Mr. Farage called Sir Lindsay  a “marked contrast to the little man that was there before you, who besmirched the office so dreadfully.” To audible gasps as well as a few groans in the House, he added that Mr. Bercow had, at least in his estimation, tried “to overturn the biggest democratic result in the history of the country.”

It was a reference to the referendum of June 23, 2016, in which a slim majority of Britons voted in favor of leaving the European Union. Mr. Farage prefaced his  remarks by telling the speaker that the five Reform MPs are “the new kids on the block.” That assessment was shared by another Reform lawmaker, Lee Anderson, who wrote on X that “the fox is in the henhouse.”

Mr. Anderson, who is sometimes derided by Fleet Street as “Leeanderthal,” has been branded a Tory turncoat by some for switching in March to Reform from the Conservative party. That move might have been prescient, considering the recent Tory wipeout and stunning win for Labour that occurred in the general election on July 4.

There is no doubt that the Tories are damaged goods. Without a lot of hyperbole, the former Home Secretary,  Suella Braverman, said on Tuesday that Reform now poses an “existential threat” to a badly battered Conservative party. How battered, by the way? Consider that Tory party stalwart Jacob Rees-Mogg, having lost his seat in Parliament, is now exploring opportunities in reality television

Mr.
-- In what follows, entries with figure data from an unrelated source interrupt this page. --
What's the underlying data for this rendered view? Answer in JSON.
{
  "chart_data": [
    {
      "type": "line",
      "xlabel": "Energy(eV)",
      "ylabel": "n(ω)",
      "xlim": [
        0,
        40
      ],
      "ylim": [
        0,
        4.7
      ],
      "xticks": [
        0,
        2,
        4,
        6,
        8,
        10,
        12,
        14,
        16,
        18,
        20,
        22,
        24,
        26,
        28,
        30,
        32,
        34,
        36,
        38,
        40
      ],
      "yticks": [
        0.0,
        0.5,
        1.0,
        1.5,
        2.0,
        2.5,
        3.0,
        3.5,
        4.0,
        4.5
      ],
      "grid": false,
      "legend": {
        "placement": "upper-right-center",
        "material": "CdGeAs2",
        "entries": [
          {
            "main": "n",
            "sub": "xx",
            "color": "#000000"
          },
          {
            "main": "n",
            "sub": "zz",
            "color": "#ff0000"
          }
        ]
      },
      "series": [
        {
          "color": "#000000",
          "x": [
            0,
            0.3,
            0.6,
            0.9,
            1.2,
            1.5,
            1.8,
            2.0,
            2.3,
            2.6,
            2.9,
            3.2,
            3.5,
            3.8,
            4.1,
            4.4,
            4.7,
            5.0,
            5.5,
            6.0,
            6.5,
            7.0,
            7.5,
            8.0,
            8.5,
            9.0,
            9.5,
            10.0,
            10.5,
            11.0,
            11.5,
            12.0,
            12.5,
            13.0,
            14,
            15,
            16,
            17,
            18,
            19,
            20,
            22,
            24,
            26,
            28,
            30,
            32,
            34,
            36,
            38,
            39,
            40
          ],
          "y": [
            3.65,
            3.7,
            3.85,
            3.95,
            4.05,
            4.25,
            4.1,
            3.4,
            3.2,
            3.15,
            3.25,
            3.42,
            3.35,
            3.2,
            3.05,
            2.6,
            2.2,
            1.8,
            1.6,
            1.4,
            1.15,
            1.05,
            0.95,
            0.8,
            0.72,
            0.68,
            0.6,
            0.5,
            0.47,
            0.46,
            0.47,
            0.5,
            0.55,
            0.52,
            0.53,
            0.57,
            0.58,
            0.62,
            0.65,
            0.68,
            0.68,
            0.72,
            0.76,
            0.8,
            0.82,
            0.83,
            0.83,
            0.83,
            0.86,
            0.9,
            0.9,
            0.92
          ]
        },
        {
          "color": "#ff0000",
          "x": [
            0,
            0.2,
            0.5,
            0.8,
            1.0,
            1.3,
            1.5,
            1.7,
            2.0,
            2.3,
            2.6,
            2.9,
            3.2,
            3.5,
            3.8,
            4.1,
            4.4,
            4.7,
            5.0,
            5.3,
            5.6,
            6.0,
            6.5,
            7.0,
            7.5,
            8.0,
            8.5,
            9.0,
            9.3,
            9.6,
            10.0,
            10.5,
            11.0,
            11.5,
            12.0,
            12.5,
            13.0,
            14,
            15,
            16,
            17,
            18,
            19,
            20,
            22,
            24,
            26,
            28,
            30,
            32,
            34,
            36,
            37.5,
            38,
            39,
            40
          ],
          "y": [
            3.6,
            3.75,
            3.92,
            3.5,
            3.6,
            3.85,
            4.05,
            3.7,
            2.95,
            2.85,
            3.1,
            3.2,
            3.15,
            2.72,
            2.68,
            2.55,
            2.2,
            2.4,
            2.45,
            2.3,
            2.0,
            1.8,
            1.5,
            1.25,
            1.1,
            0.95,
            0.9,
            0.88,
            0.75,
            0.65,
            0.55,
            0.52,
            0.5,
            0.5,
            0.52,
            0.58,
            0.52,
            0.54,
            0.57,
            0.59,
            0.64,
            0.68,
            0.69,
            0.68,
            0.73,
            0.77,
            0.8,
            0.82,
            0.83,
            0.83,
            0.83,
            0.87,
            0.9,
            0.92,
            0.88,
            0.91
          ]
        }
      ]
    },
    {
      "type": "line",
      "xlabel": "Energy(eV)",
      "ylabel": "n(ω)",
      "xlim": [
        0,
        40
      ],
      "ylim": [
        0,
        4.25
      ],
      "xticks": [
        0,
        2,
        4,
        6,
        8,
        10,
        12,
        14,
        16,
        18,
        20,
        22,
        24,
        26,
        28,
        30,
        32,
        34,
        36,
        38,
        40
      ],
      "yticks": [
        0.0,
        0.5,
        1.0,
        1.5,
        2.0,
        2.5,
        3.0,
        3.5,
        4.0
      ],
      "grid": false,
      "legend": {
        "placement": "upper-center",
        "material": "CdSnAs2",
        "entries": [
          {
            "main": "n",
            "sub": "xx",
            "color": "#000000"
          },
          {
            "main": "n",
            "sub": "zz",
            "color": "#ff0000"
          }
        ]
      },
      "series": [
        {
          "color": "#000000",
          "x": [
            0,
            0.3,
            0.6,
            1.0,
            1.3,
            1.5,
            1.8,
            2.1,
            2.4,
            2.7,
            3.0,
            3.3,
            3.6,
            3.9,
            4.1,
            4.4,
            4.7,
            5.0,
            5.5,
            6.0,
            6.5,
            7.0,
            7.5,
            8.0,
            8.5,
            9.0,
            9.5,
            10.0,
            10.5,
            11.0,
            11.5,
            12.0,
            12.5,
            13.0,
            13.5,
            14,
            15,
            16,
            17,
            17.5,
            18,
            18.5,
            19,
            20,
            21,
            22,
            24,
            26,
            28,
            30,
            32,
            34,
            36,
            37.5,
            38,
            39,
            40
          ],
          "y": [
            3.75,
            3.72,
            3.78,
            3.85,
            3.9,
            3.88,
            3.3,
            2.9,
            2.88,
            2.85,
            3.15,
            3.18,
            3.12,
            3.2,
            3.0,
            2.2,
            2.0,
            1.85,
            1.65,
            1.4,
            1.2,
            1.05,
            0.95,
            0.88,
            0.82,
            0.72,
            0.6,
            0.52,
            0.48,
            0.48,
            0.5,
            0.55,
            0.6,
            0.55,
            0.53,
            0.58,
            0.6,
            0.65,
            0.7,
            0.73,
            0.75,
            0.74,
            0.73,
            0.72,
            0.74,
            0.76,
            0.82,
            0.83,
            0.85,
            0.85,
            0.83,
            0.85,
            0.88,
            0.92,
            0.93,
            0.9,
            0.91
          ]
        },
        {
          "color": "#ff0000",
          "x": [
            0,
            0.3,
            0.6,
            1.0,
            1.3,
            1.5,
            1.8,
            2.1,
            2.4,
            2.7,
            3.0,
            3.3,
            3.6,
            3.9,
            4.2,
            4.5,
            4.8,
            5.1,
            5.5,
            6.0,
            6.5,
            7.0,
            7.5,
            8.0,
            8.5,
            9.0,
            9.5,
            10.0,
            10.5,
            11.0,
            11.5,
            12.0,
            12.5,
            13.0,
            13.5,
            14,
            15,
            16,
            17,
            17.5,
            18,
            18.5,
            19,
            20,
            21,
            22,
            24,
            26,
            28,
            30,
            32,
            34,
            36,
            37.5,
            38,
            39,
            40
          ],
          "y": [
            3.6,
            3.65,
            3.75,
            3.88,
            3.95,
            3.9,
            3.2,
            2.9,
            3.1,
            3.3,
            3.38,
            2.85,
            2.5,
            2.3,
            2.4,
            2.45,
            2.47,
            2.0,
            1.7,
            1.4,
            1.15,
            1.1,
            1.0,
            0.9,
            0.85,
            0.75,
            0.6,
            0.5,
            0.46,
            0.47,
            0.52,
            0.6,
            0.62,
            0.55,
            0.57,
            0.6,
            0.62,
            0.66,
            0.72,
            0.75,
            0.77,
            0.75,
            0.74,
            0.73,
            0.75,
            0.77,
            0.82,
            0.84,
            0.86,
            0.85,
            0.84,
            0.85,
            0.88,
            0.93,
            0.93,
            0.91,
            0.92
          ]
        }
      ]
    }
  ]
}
Sunak was bereft not only of his former title and all the trappings that went along with it but, more significantly, of even the shred of a mandate — not even in opposition. Mr. Farage, on the other hand, is not only someone who has done more than either Mr. Sunak or — so far — Sir Keir to move British history forward, has shown that he will speak up and, when he deems it prudent, upset the apple carts. He has already said that he will be coming after Labour

Nobody in a newly ebullient Labour Party seems much fazed by that prospect right now; the July honeymoon is still in progress. 

Battles over things like migrant boats illegally crossing the English Channel and overhaul of the National Health Service have only just begun.
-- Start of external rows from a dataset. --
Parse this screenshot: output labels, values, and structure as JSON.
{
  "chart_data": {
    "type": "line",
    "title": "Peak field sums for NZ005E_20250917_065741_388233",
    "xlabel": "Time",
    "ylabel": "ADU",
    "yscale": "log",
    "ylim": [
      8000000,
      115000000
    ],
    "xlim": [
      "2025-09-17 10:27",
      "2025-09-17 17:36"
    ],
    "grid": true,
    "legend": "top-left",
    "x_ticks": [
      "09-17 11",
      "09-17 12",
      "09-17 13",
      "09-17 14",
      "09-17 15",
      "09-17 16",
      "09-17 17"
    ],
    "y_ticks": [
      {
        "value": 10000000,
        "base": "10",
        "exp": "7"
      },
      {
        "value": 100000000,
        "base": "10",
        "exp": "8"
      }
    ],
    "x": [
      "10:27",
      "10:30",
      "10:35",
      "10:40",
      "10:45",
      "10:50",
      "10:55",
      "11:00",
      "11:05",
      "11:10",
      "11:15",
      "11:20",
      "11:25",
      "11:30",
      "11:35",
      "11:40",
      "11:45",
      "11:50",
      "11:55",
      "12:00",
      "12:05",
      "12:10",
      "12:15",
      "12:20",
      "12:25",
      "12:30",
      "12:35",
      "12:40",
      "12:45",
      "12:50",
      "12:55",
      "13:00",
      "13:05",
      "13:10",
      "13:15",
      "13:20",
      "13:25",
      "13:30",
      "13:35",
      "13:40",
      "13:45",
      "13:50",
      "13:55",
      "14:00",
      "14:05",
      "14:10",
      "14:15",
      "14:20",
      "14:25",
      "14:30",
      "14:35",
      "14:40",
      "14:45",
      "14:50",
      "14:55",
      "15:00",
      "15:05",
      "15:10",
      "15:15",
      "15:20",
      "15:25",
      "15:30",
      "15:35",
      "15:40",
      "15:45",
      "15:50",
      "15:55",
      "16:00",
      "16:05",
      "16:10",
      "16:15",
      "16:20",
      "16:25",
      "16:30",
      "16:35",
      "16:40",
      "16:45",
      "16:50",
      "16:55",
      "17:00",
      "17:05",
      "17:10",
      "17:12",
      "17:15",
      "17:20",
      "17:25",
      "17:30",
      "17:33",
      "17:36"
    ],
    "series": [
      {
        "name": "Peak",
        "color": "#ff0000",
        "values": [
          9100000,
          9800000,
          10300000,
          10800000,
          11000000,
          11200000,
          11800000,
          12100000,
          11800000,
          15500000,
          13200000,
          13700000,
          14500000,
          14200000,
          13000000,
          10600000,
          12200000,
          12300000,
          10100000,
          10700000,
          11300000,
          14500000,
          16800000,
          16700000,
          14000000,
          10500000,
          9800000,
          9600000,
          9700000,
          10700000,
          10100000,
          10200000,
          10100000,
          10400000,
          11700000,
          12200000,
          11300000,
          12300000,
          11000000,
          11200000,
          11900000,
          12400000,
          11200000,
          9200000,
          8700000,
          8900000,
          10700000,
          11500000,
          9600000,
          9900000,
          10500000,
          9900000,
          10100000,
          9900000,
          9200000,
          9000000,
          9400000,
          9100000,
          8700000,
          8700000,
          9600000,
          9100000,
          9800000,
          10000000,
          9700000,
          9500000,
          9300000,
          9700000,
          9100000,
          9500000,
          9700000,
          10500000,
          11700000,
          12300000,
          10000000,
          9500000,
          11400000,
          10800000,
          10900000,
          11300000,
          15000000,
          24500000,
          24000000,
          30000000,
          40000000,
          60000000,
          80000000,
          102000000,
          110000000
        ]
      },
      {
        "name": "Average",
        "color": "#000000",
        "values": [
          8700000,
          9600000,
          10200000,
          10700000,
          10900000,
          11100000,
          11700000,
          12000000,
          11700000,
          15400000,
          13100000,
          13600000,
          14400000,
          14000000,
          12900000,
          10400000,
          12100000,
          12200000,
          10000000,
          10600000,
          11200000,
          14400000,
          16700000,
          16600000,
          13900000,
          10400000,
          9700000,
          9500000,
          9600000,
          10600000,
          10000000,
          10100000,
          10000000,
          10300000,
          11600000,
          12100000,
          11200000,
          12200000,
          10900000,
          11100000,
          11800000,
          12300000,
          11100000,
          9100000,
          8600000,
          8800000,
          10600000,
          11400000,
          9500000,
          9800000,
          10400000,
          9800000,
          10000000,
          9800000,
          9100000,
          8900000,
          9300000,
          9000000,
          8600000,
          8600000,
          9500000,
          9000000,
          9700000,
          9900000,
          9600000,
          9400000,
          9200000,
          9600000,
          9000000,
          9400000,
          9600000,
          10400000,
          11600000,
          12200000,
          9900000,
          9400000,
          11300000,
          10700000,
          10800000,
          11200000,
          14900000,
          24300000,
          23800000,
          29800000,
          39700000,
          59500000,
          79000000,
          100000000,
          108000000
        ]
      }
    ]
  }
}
And by evoking his past achievements on day one of his new career in the House of Commons, Mr. Farage is putting Sir Keir and just about everybody else on notice that there will be no backtracking on Brexit — not, at least, on his watch in the  hallowed commons by the Thames.


Correction: Lee Anderson is the name of the Reform UK member of parliament. The name was spelled incorrectly in the bulldog.